The newcomer has gone up a size too, as it’s 100mm longer than its predecessor. Half of the extra length has been used to extend the wheelbase, freeing up passenger space, while the rest means that the boot is 25 per cent longer than before. It will swallow a decent 286 litres of luggage.
The existing engine line-up has been carried over, so there are two petrols to choose from - a 1.0-litre three cylinder with 68bhp and the 1.33-litre unit tested here.

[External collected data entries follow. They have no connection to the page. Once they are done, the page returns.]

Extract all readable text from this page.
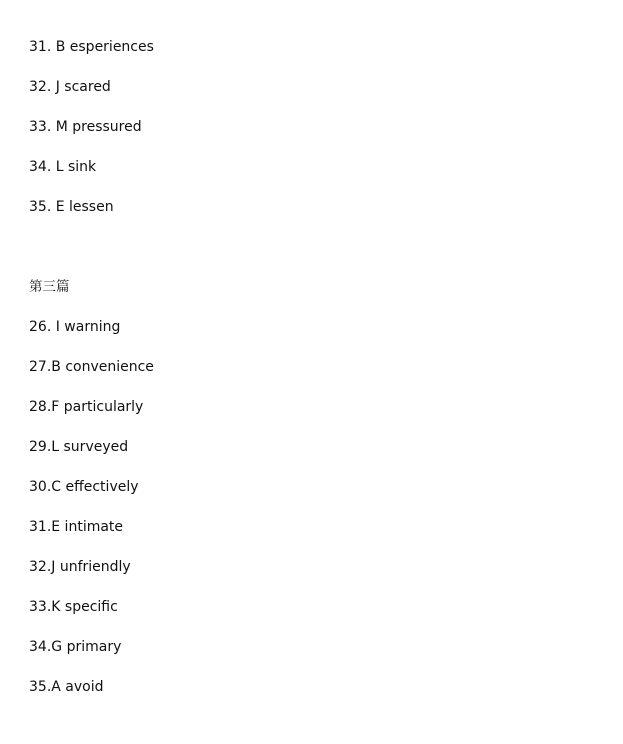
31. B esperiences
32. J scared
33. M pressured
34. L sink
35. E lessen
第三篇
26. I warning
27.B convenience
28.F particularly
29.L surveyed
30.C effectively
31.E intimate
32.J unfriendly
33.K specific
34.G primary
35.A avoid
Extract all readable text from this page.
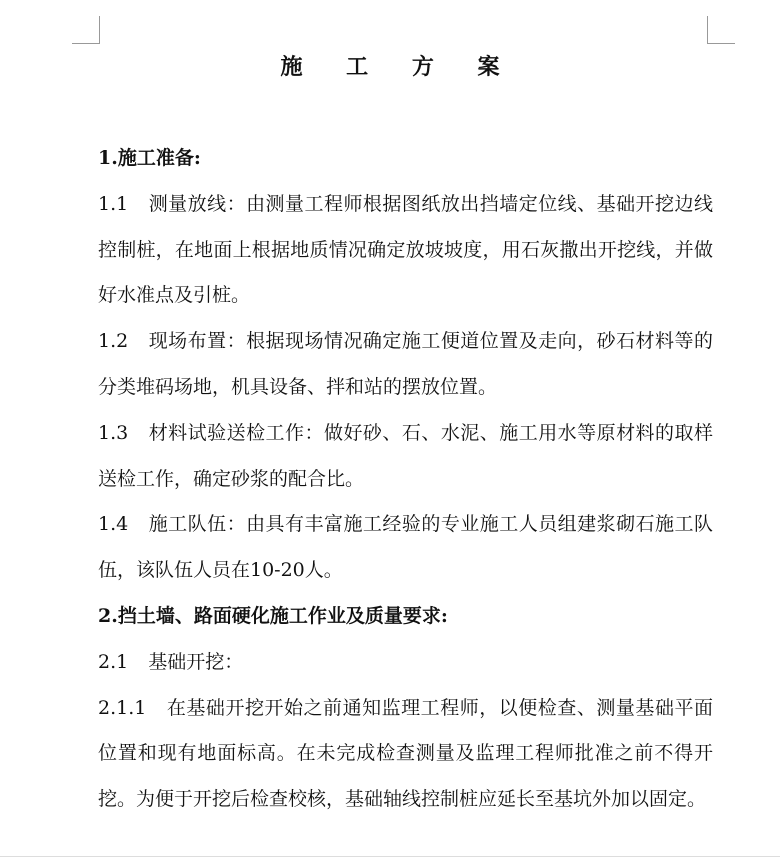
施 工 方 案

1.施工准备:

1.1 测量放线：由测量工程师根据图纸放出挡墙定位线、基础开挖边线控制桩，在地面上根据地质情况确定放坡坡度，用石灰撒出开挖线，并做好水准点及引桩。

1.2 现场布置：根据现场情况确定施工便道位置及走向，砂石材料等的分类堆码场地，机具设备、拌和站的摆放位置。

1.3 材料试验送检工作：做好砂、石、水泥、施工用水等原材料的取样送检工作，确定砂浆的配合比。

1.4 施工队伍：由具有丰富施工经验的专业施工人员组建浆砌石施工队伍，该队伍人员在10-20人。

2.挡土墙、路面硬化施工作业及质量要求:

2.1 基础开挖：

2.1.1 在基础开挖开始之前通知监理工程师，以便检查、测量基础平面位置和现有地面标高。在未完成检查测量及监理工程师批准之前不得开挖。为便于开挖后检查校核，基础轴线控制桩应延长至基坑外加以固定。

Completing the line-up is an 89bhp 1.4-litre diesel, which will also be the most efficient version until a hybrid model arrives next summer, emitting just 104g/km of C02.
Of the three, the 1.33-litre petrol is expected to make up around half of all sales, and with 98bhp and 125Nm of torque, there’s enough shove to keep pace with town traffic.
Progress is smooth and hushed at city speeds but, as peak torque arrives at 4,000rpm, the engine note becomes more strained once you reach the motorway. The manual gearbox could be more precise too, and while the optional Multidrive S automatic is smoother, it can get noisy unless you change gears yourself using the steering wheel-mounted paddles.
Toyota’s engineers have focussed on improving the car’s agility, ride and handling balance, and to achieve this plenty of thought has been put into saving weight. So despite going up in size, the new Yaris is 20kg lighter than the outgoing model, with thinner seats, aluminium suspension components, and a stiffer body shell all aiding the slimming process.
European versions also get a bespoke ride and handling setup, with retuned suspension bushes and dampers, and a quicker steering rack to help improve road holding and ride comfort.
Unfortunately the extra attention hasn’t had the desired effect – even on our smooth test route the ride felt firm, bouncing and jarring over imperfections. The electrically-assisted steering is light and easy to use, but provides little feedback, and the chassis gets flustered easily by quick changes in direction.
On the inside, the newly driver-oriented cabin and simple, unfussy dash layout marks a big step forward, with an integrated touchscreen system at the heart of the design. It’s an impressive piece of kit, and features Bluetooth, a reversing camera and picture viewer as standard on all but the base-spec car.